Roma – Riceviamo e pubblichiamo – La viceministra Bellanova del Ministero dello Sviluppo Economico ha risposto in decima commissione attività produttive della Camera, all’interrogazione a mia prima firma inerente la vendita diretta, anche detta al dettaglio, ma la sua risposta non ci ha soddisfatti.
L’intento dell’atto era quello di sollecitare il governo affinché si impegnasse a specificare il termine “prevalente” di cui l’articolo 4 comma 1 del decreto legislativo 18 maggio 2001, n. 228 che regolamenta, appunto, la vendita diretta.
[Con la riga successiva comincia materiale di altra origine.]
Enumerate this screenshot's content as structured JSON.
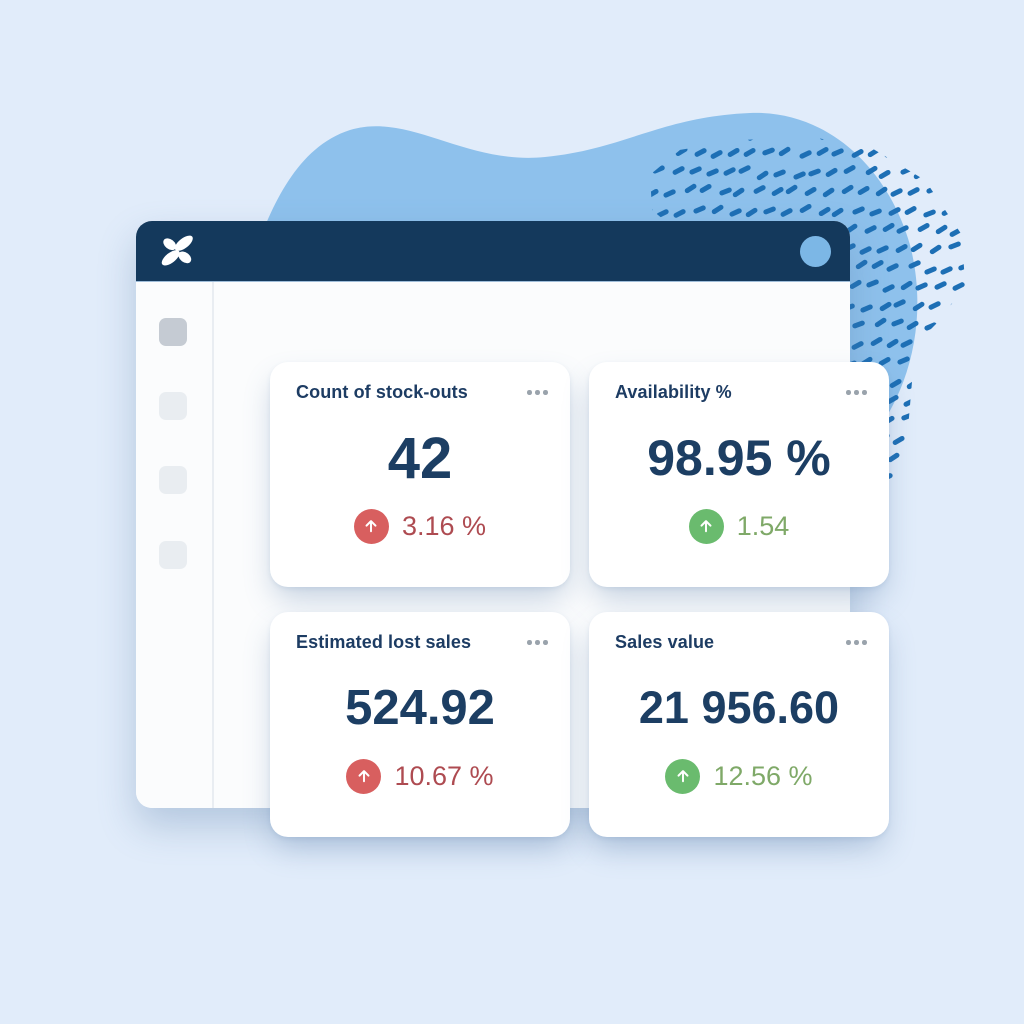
{
  "page": {
    "background_color": "#e1ecfa"
  },
  "decor": {
    "blob_color": "#8ec1ec",
    "dash_color": "#1d6fb5"
  },
  "app_window": {
    "titlebar": {
      "color": "#14395c",
      "logo_icon": "pinwheel-logo",
      "circle_button_color": "#7cb7e6"
    },
    "sidebar": {
      "item_count": 4,
      "active_item_index": 0
    }
  },
  "cards": [
    {
      "title": "Count of stock-outs",
      "menu_icon": "ellipsis",
      "value": "42",
      "trend_icon": "arrow-up",
      "delta": "3.16 %",
      "sentiment": "negative",
      "value_color": "#1c3e63",
      "badge_color": "#d85f5f",
      "delta_color": "#ae4b51"
    },
    {
      "title": "Availability %",
      "menu_icon": "ellipsis",
      "value": "98.95 %",
      "trend_icon": "arrow-up",
      "delta": "1.54",
      "sentiment": "positive",
      "value_color": "#1c3e63",
      "badge_color": "#6abb6e",
      "delta_color": "#7fa968"
    },
    {
      "title": "Estimated lost sales",
      "menu_icon": "ellipsis",
      "value": "524.92",
      "trend_icon": "arrow-up",
      "delta": "10.67 %",
      "sentiment": "negative",
      "value_color": "#1c3e63",
      "badge_color": "#d85f5f",
      "delta_color": "#ae4b51"
    },
    {
      "title": "Sales value",
      "menu_icon": "ellipsis",
      "value": "21 956.60",
      "trend_icon": "arrow-up",
      "delta": "12.56 %",
      "sentiment": "positive",
      "value_color": "#1c3e63",
      "badge_color": "#6abb6e",
      "delta_color": "#7fa968"
    }
  ]
}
Ai sensi della suddetta norma, infatti, un agricoltore può vendere al dettaglio solo i prodotti provenienti in misura “prevalente” dalla sua aziende, usufruendo durante questa attività di numerose agevolazioni e sburocratizzazioni rispetto ad un normale esercente.
Nessun riferimento oggettivo per quantificare il termine “prevalente”, solo un generico “tetto” di 160mila euro per i singoli e 4 milioni per gli associati, per i prodotti non provenienti dalla propria azienda, superato il quale si perdono i vantaggi della normativa sulla vendita diretta.
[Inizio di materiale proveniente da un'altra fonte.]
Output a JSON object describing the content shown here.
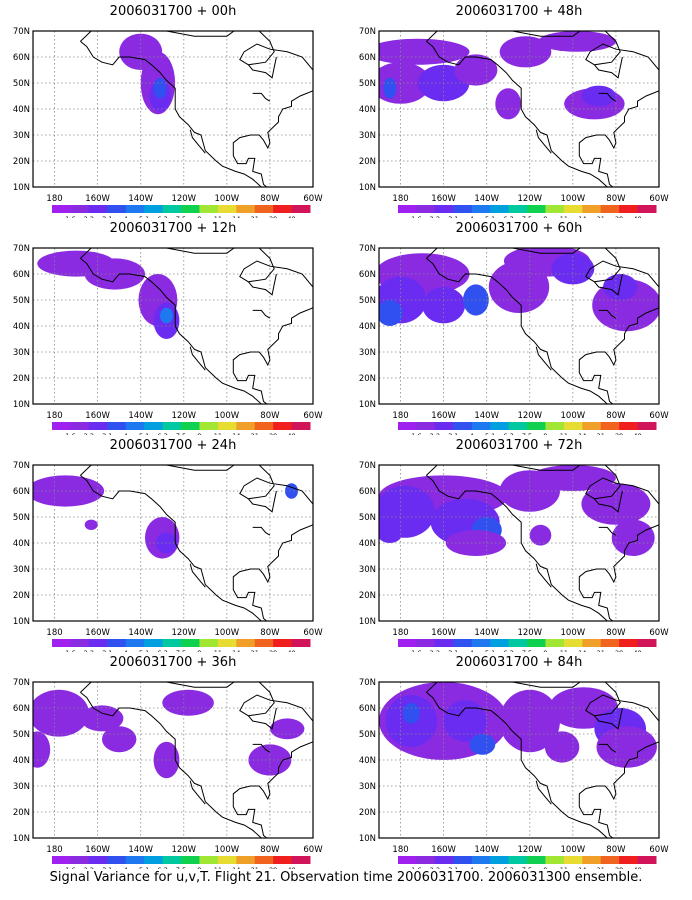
{
  "panels": [
    {
      "title": "2006031700 + 00h",
      "lead": "00h"
    },
    {
      "title": "2006031700 + 48h",
      "lead": "48h"
    },
    {
      "title": "2006031700 + 12h",
      "lead": "12h"
    },
    {
      "title": "2006031700 + 60h",
      "lead": "60h"
    },
    {
      "title": "2006031700 + 24h",
      "lead": "24h"
    },
    {
      "title": "2006031700 + 72h",
      "lead": "72h"
    },
    {
      "title": "2006031700 + 36h",
      "lead": "36h"
    },
    {
      "title": "2006031700 + 84h",
      "lead": "84h"
    }
  ],
  "lat_labels": [
    "70N",
    "60N",
    "50N",
    "40N",
    "30N",
    "20N",
    "10N"
  ],
  "lon_labels": [
    "180",
    "160W",
    "140W",
    "120W",
    "100W",
    "80W",
    "60W"
  ],
  "colorbar": {
    "labels": [
      "1.6",
      "2.2",
      "3.1",
      "4",
      "5.1",
      "6.3",
      "7.5",
      "9",
      "11",
      "14",
      "21",
      "29",
      "40"
    ],
    "colors": [
      "#a020f0",
      "#8a2be2",
      "#6a2cf0",
      "#3050f0",
      "#1e78f0",
      "#00a0e0",
      "#00c8a0",
      "#10d050",
      "#a0e632",
      "#e6dc32",
      "#f0a028",
      "#f06420",
      "#f01e1e",
      "#d2145a"
    ]
  },
  "footer": "Signal Variance for u,v,T. Flight 21. Observation time 2006031700. 2006031300 ensemble."
}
Con lâinterrogazione si voleva anche sottolineare l’importanza della cosiddetta “vendita diretta da parte degli agricoltori” che ha il merito di promuovere dei processi virtuosi nella filiera tra produzione e consumo.
Tuttavia in mancanza di regole certe si possono verificare fenomeni di concorrenza sleale da parte di chi usa la normativa in oggetto per vendere anche prodotti non rientranti nelle caratteristiche richieste, come frutta e ortaggi esotici fuori stagione, pappa reale “made in china”, ecc.
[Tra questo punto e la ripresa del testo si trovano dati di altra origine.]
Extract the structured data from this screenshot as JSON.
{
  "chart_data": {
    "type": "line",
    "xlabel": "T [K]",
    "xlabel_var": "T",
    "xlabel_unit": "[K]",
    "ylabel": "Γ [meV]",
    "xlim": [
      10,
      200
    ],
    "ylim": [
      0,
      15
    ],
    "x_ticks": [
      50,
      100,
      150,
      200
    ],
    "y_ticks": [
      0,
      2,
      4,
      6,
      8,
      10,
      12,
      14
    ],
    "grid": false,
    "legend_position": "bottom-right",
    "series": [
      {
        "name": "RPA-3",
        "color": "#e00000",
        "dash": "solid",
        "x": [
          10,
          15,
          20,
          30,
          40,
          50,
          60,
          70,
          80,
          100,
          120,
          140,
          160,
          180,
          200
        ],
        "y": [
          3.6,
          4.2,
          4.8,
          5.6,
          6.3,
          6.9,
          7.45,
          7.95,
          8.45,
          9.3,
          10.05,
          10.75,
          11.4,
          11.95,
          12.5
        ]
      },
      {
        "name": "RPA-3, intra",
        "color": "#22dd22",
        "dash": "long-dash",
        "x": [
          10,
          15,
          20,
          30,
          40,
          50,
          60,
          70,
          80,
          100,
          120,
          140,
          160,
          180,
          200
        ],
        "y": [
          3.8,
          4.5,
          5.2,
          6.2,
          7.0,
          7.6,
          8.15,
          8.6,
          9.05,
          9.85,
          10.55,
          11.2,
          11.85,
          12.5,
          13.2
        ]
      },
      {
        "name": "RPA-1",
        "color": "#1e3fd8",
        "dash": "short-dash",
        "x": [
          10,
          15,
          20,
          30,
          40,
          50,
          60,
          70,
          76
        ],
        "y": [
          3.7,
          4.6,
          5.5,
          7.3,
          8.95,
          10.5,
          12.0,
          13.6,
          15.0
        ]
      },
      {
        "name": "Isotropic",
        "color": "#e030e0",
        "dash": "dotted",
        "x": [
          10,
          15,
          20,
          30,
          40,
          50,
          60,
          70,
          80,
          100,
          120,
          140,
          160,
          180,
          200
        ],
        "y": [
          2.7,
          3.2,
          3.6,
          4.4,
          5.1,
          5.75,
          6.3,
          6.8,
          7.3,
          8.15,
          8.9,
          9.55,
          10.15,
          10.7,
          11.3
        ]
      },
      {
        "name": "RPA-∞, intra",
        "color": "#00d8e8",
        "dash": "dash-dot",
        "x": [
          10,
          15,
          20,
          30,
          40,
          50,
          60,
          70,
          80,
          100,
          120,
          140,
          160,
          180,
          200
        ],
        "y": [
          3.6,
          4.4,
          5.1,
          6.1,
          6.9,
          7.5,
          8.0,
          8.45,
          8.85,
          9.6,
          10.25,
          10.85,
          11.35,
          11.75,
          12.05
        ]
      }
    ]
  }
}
Dalla risposta della Viceministra Bellanova si evince in maniera inequivocabile che il termine “prevalente” è riferito a un oggettivo valore economico, circa il criterio della prevalenza della provenienza dei prodotti previsto ai fini della individuazione degli imprenditori e delle aziende ammesse alla vendita diretta al dettaglio, ma non ci soddisfa minimamente il fatto che il Governo ignori che esiste una problematica sfociata fin troppe volte in contenziosi, dove le associazioni dei commercianti hanno denunciano condotte sleali da parte di alcuni agricoltori che hanno sfruttato l’ambiguità normativa riguardante la “vendita diretta!, arrecando danni a commercianti e agricoltori più onesti.